In three cases, the fraction \(\frac{1}{2}\) and the point of interest are each on a tick mark on the number line. This makes it possible for students to quantify the distance without further partitioning the number line. In the last diagram, \(\frac{1}{2}\) is not on a tick mark, prompting students to subdivide the given intervals, relying on their understanding of equivalence and relationships between fractions.

The work here encourages students to look for and make use of structure (MP7) and will be helpful later in the unit when students compare fractions by reasoning about their distance from benchmark values.

• Groups of 2–4
• “Let’s identify a few more fractions on number lines, but this time, let’s find out how they relate to \(\frac{1}{2}\).”

• “Work independently for a few minutes. Work through at least two diagrams before discussing with your group.”
• 5 minutes: independent work time
• 5 minutes: group work time
• Monitor for students who:
  • locate 1 and \(\frac{1}{2}\) on the number line.
  • label the point for \(\frac{1}{2}\) with an equivalent fraction whose denominator matches the number of intervals between 0 and 1. (for example, labeling the middle tick mark on the first number line with \(\frac{3}{6}\).)
  • on the last number line, subdivide the intervals of fifths into tenths in order to locate \(\frac{1}{2}\).

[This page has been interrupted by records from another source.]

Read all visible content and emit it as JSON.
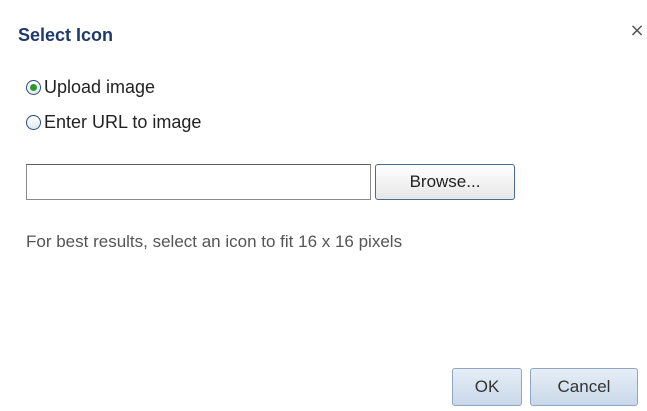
{
  "dialog": {
    "title": "Select Icon",
    "close_label": "×"
  },
  "options": {
    "upload_label": "Upload image",
    "url_label": "Enter URL to image",
    "selected": "upload"
  },
  "file_input": {
    "value": ""
  },
  "browse_label": "Browse...",
  "hint": "For best results, select an icon to fit 16 x 16 pixels",
  "buttons": {
    "ok_label": "OK",
    "cancel_label": "Cancel"
  },
  "colors": {
    "title": "#1e3a6e",
    "radio_dot": "#2a9a2e",
    "button_bg": "#c9d8e9"
  }
}
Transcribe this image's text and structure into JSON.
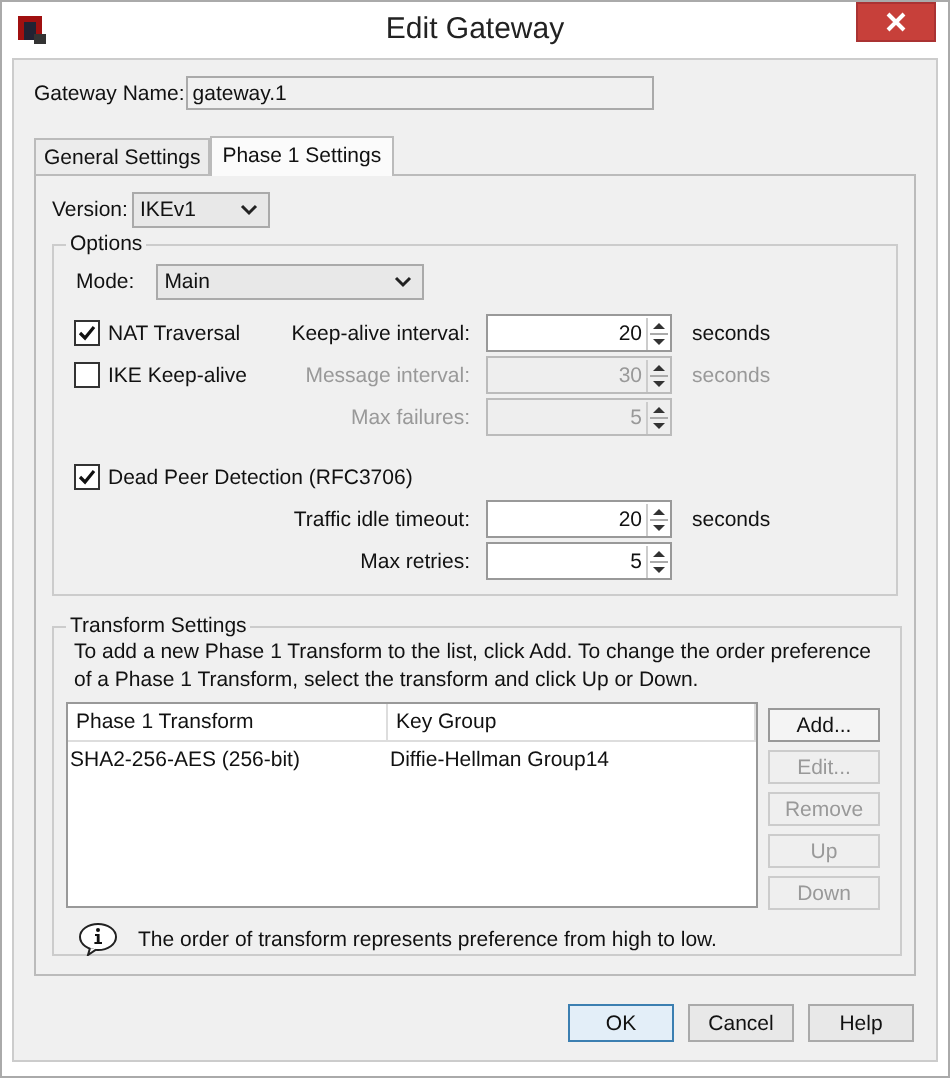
{
  "window": {
    "title": "Edit Gateway"
  },
  "gateway_name": {
    "label": "Gateway Name:",
    "value": "gateway.1"
  },
  "tabs": [
    {
      "label": "General Settings",
      "selected": false
    },
    {
      "label": "Phase 1 Settings",
      "selected": true
    }
  ],
  "version": {
    "label": "Version:",
    "value": "IKEv1"
  },
  "options": {
    "title": "Options",
    "mode": {
      "label": "Mode:",
      "value": "Main"
    },
    "rows": [
      {
        "checkbox": {
          "label": "NAT Traversal",
          "checked": true
        },
        "field": {
          "label": "Keep-alive interval:",
          "value": "20",
          "unit": "seconds",
          "disabled": false
        }
      },
      {
        "checkbox": {
          "label": "IKE Keep-alive",
          "checked": false
        },
        "field": {
          "label": "Message interval:",
          "value": "30",
          "unit": "seconds",
          "disabled": true
        }
      },
      {
        "field": {
          "label": "Max failures:",
          "value": "5",
          "disabled": true
        }
      },
      {
        "checkbox": {
          "label": "Dead Peer Detection (RFC3706)",
          "checked": true
        }
      },
      {
        "field": {
          "label": "Traffic idle timeout:",
          "value": "20",
          "unit": "seconds",
          "disabled": false
        }
      },
      {
        "field": {
          "label": "Max retries:",
          "value": "5",
          "disabled": false
        }
      }
    ]
  },
  "transform": {
    "title": "Transform Settings",
    "description": "To add a new Phase 1 Transform to the list, click Add. To change the order preference of a Phase 1 Transform, select the transform and click Up or Down.",
    "columns": [
      "Phase 1 Transform",
      "Key Group"
    ],
    "rows": [
      [
        "SHA2-256-AES (256-bit)",
        "Diffie-Hellman Group14"
      ]
    ],
    "buttons": [
      {
        "label": "Add...",
        "disabled": false
      },
      {
        "label": "Edit...",
        "disabled": true
      },
      {
        "label": "Remove",
        "disabled": true
      },
      {
        "label": "Up",
        "disabled": true
      },
      {
        "label": "Down",
        "disabled": true
      }
    ],
    "note": "The order of transform represents preference from high to low."
  },
  "buttons": [
    {
      "label": "OK",
      "default": true
    },
    {
      "label": "Cancel",
      "default": false
    },
    {
      "label": "Help",
      "default": false
    }
  ]
}
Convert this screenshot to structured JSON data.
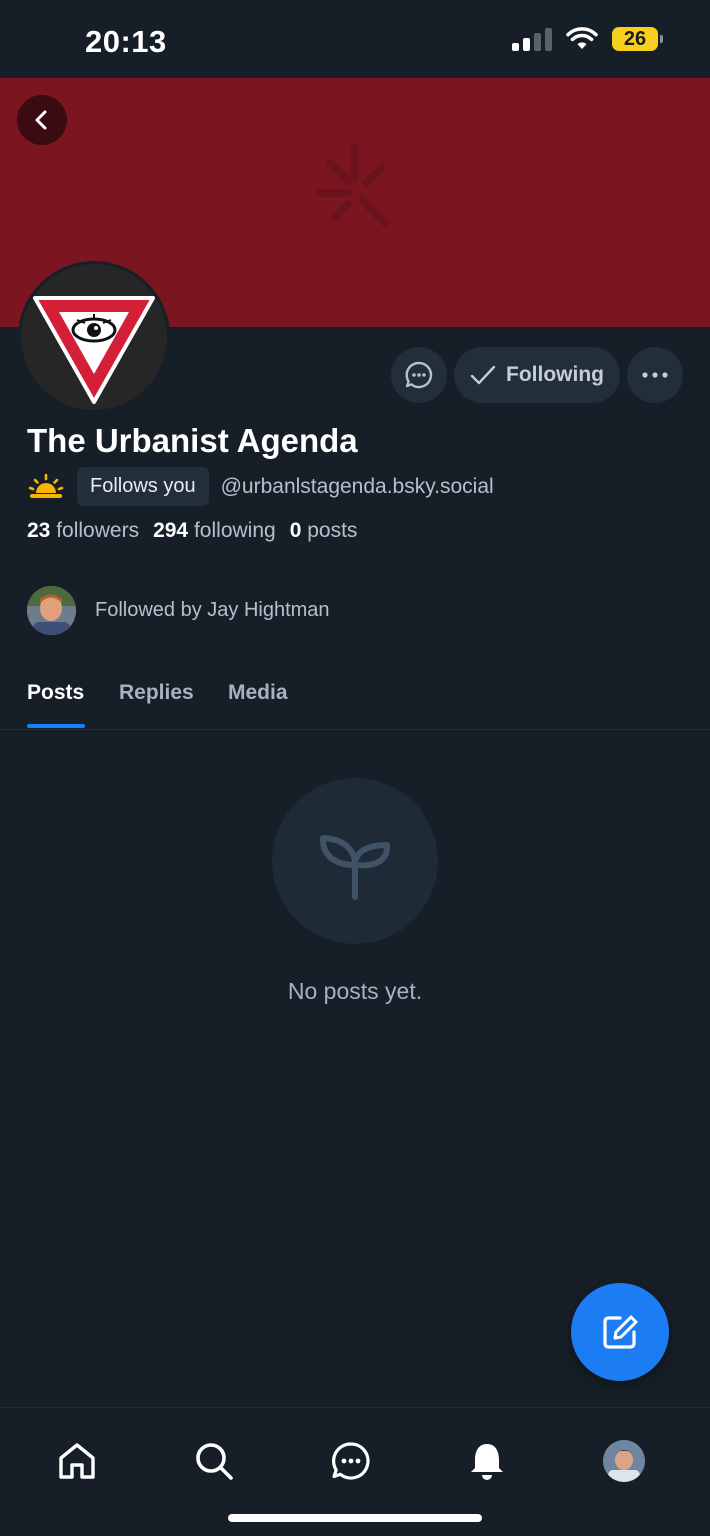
{
  "status_bar": {
    "time": "20:13",
    "battery": "26",
    "icons": [
      "cellular-signal-icon",
      "wifi-icon",
      "battery-icon"
    ]
  },
  "header": {
    "back_icon": "chevron-left-icon"
  },
  "profile": {
    "display_name": "The Urbanist Agenda",
    "follows_you_label": "Follows you",
    "handle": "@urbanlstagenda.bsky.social",
    "emoji": "🌅",
    "stats": {
      "followers_count": "23",
      "followers_label": "followers",
      "following_count": "294",
      "following_label": "following",
      "posts_count": "0",
      "posts_label": "posts"
    },
    "followed_by": "Followed by Jay Hightman"
  },
  "actions": {
    "message_icon": "chat-bubble-icon",
    "following_label": "Following",
    "more_icon": "ellipsis-icon"
  },
  "tabs": [
    {
      "label": "Posts",
      "active": true
    },
    {
      "label": "Replies",
      "active": false
    },
    {
      "label": "Media",
      "active": false
    }
  ],
  "empty_state": {
    "icon": "sprout-icon",
    "message": "No posts yet."
  },
  "fab": {
    "icon": "compose-icon"
  },
  "bottom_nav": [
    "home-icon",
    "search-icon",
    "chat-icon",
    "bell-icon",
    "profile-avatar"
  ],
  "colors": {
    "background": "#161e27",
    "banner": "#7b1620",
    "accent": "#1083fe",
    "fab": "#1b7cf4"
  }
}
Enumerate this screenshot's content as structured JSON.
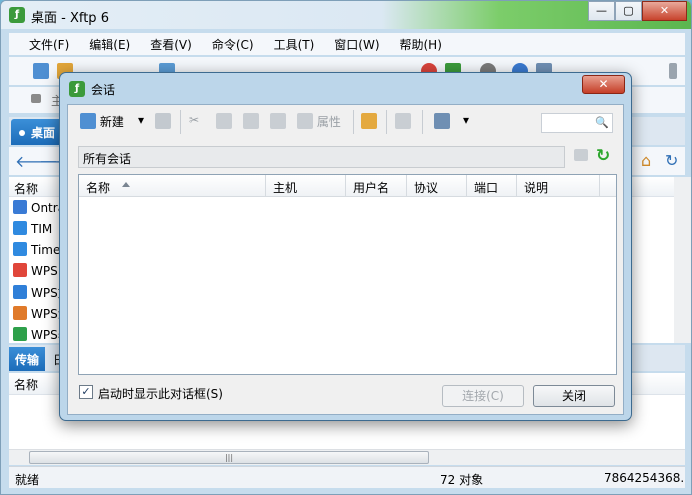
{
  "main_window": {
    "title": "桌面 - Xftp 6",
    "app_icon": "xftp-icon",
    "caption_buttons": [
      "minimize",
      "maximize",
      "close"
    ]
  },
  "menu": [
    "文件(F)",
    "编辑(E)",
    "查看(V)",
    "命令(C)",
    "工具(T)",
    "窗口(W)",
    "帮助(H)"
  ],
  "address": {
    "partial_text": "主"
  },
  "session_tab": {
    "label": "桌面"
  },
  "file_list": {
    "header_name": "名称",
    "items": [
      {
        "label": "Ontra",
        "icon_color": "#3a7bd5"
      },
      {
        "label": "TIM",
        "icon_color": "#2f8ae0"
      },
      {
        "label": "Time(",
        "icon_color": "#2f8ae0"
      },
      {
        "label": "WPS",
        "icon_color": "#e0463a"
      },
      {
        "label": "WPS文",
        "icon_color": "#2f7fd8"
      },
      {
        "label": "WPS演",
        "icon_color": "#e07a2a"
      },
      {
        "label": "WPS表",
        "icon_color": "#2ea04a"
      }
    ]
  },
  "transfer_tabs": {
    "active": "传输",
    "partial": "日"
  },
  "transfer_header": {
    "name": "名称"
  },
  "status": {
    "left": "就绪",
    "count": "72 对象",
    "size": "7864254368."
  },
  "dialog": {
    "title": "会话",
    "close_label": "✕",
    "toolbar": {
      "new_label": "新建",
      "properties_label": "属性"
    },
    "path": "所有会话",
    "columns": [
      "名称",
      "主机",
      "用户名",
      "协议",
      "端口",
      "说明"
    ],
    "show_on_startup_label": "启动时显示此对话框(S)",
    "show_on_startup_checked": true,
    "connect_label": "连接(C)",
    "close_button_label": "关闭"
  },
  "colors": {
    "accent_blue": "#1c6cb9",
    "title_green": "#5bb64f",
    "close_red": "#c53e27"
  }
}
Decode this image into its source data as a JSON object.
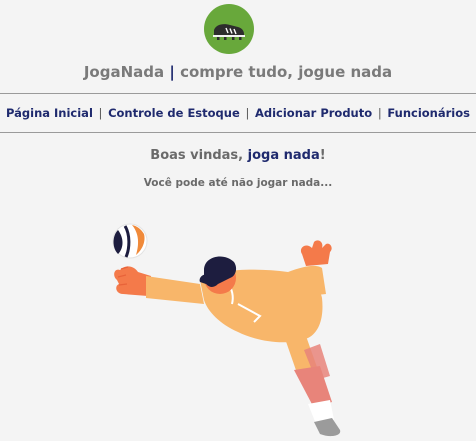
{
  "header": {
    "logo_icon": "soccer-cleat-icon",
    "brand_name": "JogaNada",
    "brand_separator": "|",
    "brand_slogan": "compre tudo, jogue nada"
  },
  "nav": {
    "items": [
      {
        "label": "Página Inicial"
      },
      {
        "label": "Controle de Estoque"
      },
      {
        "label": "Adicionar Produto"
      },
      {
        "label": "Funcionários"
      }
    ],
    "separator": "|"
  },
  "main": {
    "welcome_prefix": "Boas vindas, ",
    "username": "joga nada",
    "welcome_suffix": "!",
    "tagline": "Você pode até não jogar nada...",
    "illustration": "goalkeeper-diving-illustration"
  },
  "colors": {
    "logo_bg": "#68a83b",
    "link": "#1f2a6e",
    "text_muted": "#7a7a7a",
    "background": "#f4f4f4",
    "jersey": "#f8b66a",
    "glove": "#f47a4a"
  }
}
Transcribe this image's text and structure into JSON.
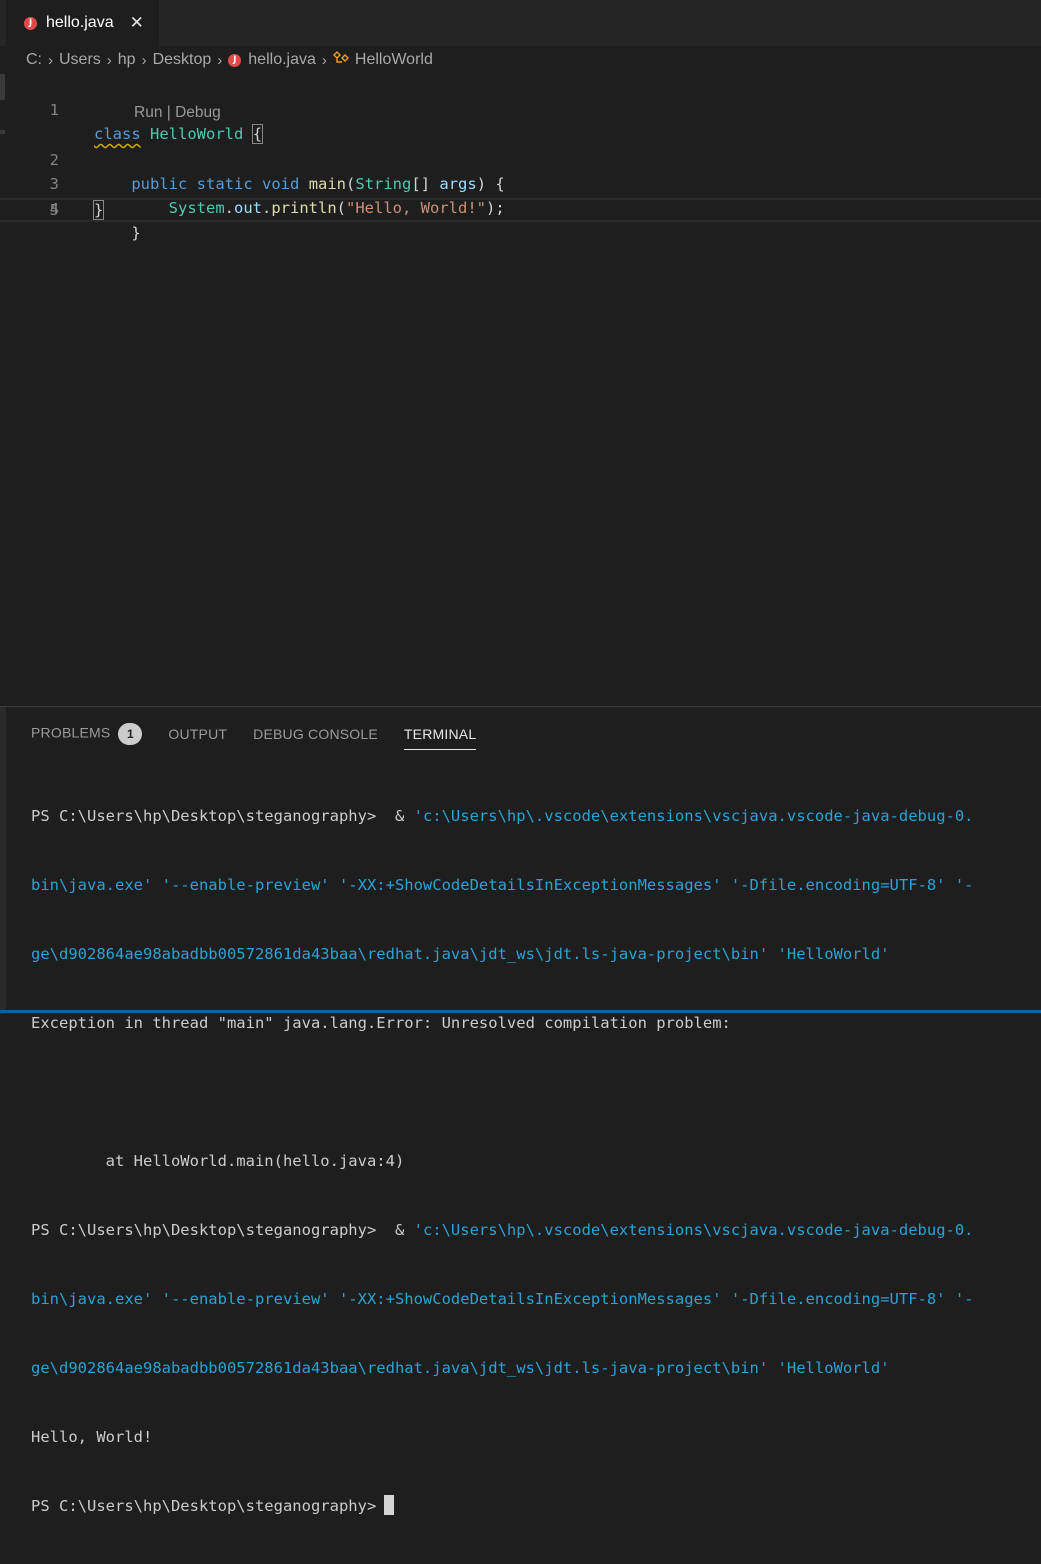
{
  "tab": {
    "icon": "java-file-icon",
    "icon_letter": "J",
    "label": "hello.java",
    "close_glyph": "✕"
  },
  "breadcrumb": {
    "items": [
      "C:",
      "Users",
      "hp",
      "Desktop",
      "hello.java",
      "HelloWorld"
    ],
    "separator": "›"
  },
  "editor": {
    "code_lens": {
      "run": "Run",
      "divider": " | ",
      "debug": "Debug"
    },
    "lines": [
      {
        "num": "1",
        "t0": "class",
        "t1": " ",
        "t2": "HelloWorld",
        "t3": " ",
        "t4": "{"
      },
      {
        "num": "2",
        "indent": "    ",
        "t0": "public",
        "t1": " ",
        "t2": "static",
        "t3": " ",
        "t4": "void",
        "t5": " ",
        "t6": "main",
        "t7": "(",
        "t8": "String",
        "t9": "[] ",
        "t10": "args",
        "t11": ") {"
      },
      {
        "num": "3",
        "indent": "        ",
        "t0": "System",
        "t1": ".",
        "t2": "out",
        "t3": ".",
        "t4": "println",
        "t5": "(",
        "t6": "\"Hello, World!\"",
        "t7": ");"
      },
      {
        "num": "4",
        "indent": "    ",
        "t0": "}"
      },
      {
        "num": "5",
        "t0": "}"
      }
    ]
  },
  "panel": {
    "tabs": {
      "problems": "PROBLEMS",
      "problems_count": "1",
      "output": "OUTPUT",
      "debug_console": "DEBUG CONSOLE",
      "terminal": "TERMINAL"
    },
    "terminal": {
      "l1_prompt": "PS C:\\Users\\hp\\Desktop\\steganography>  & ",
      "l1_cmd": "'c:\\Users\\hp\\.vscode\\extensions\\vscjava.vscode-java-debug-0.",
      "l2": "bin\\java.exe' '--enable-preview' '-XX:+ShowCodeDetailsInExceptionMessages' '-Dfile.encoding=UTF-8' '-",
      "l3": "ge\\d902864ae98abadbb00572861da43baa\\redhat.java\\jdt_ws\\jdt.ls-java-project\\bin' 'HelloWorld'",
      "l4": "Exception in thread \"main\" java.lang.Error: Unresolved compilation problem:",
      "l5": "",
      "l6": "        at HelloWorld.main(hello.java:4)",
      "l7_prompt": "PS C:\\Users\\hp\\Desktop\\steganography>  & ",
      "l7_cmd": "'c:\\Users\\hp\\.vscode\\extensions\\vscjava.vscode-java-debug-0.",
      "l8": "bin\\java.exe' '--enable-preview' '-XX:+ShowCodeDetailsInExceptionMessages' '-Dfile.encoding=UTF-8' '-",
      "l9": "ge\\d902864ae98abadbb00572861da43baa\\redhat.java\\jdt_ws\\jdt.ls-java-project\\bin' 'HelloWorld'",
      "l10": "Hello, World!",
      "l11_prompt": "PS C:\\Users\\hp\\Desktop\\steganography>"
    }
  },
  "colors": {
    "keyword": "#569cd6",
    "class": "#4ec9b0",
    "function": "#dcdcaa",
    "variable": "#9cdcfe",
    "string": "#ce9178",
    "terminal_cyan": "#29a3d6",
    "java_icon": "#e24a4a"
  }
}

• “How did you know where \(\frac{1}{2}\) is on the number line?” (Find out where 1 is, and then locate the halfway point. Use fractions that are equivalent to \(\frac{1}{2}\), such as \(\frac{3}{6}\), \(\frac{4}{8}\), and so on.)
• “What was different about the last number line compared to the others?” (There was no tick mark to represent \(\frac{1}{2}\) on the number line. The number line had an odd number of intervals.)
• “What did you have to do differently to figure out how far away the fraction is from \(\frac{1}{2}\)?” (First split each fifth into tenths and then locate \(\frac{5}{10}\).)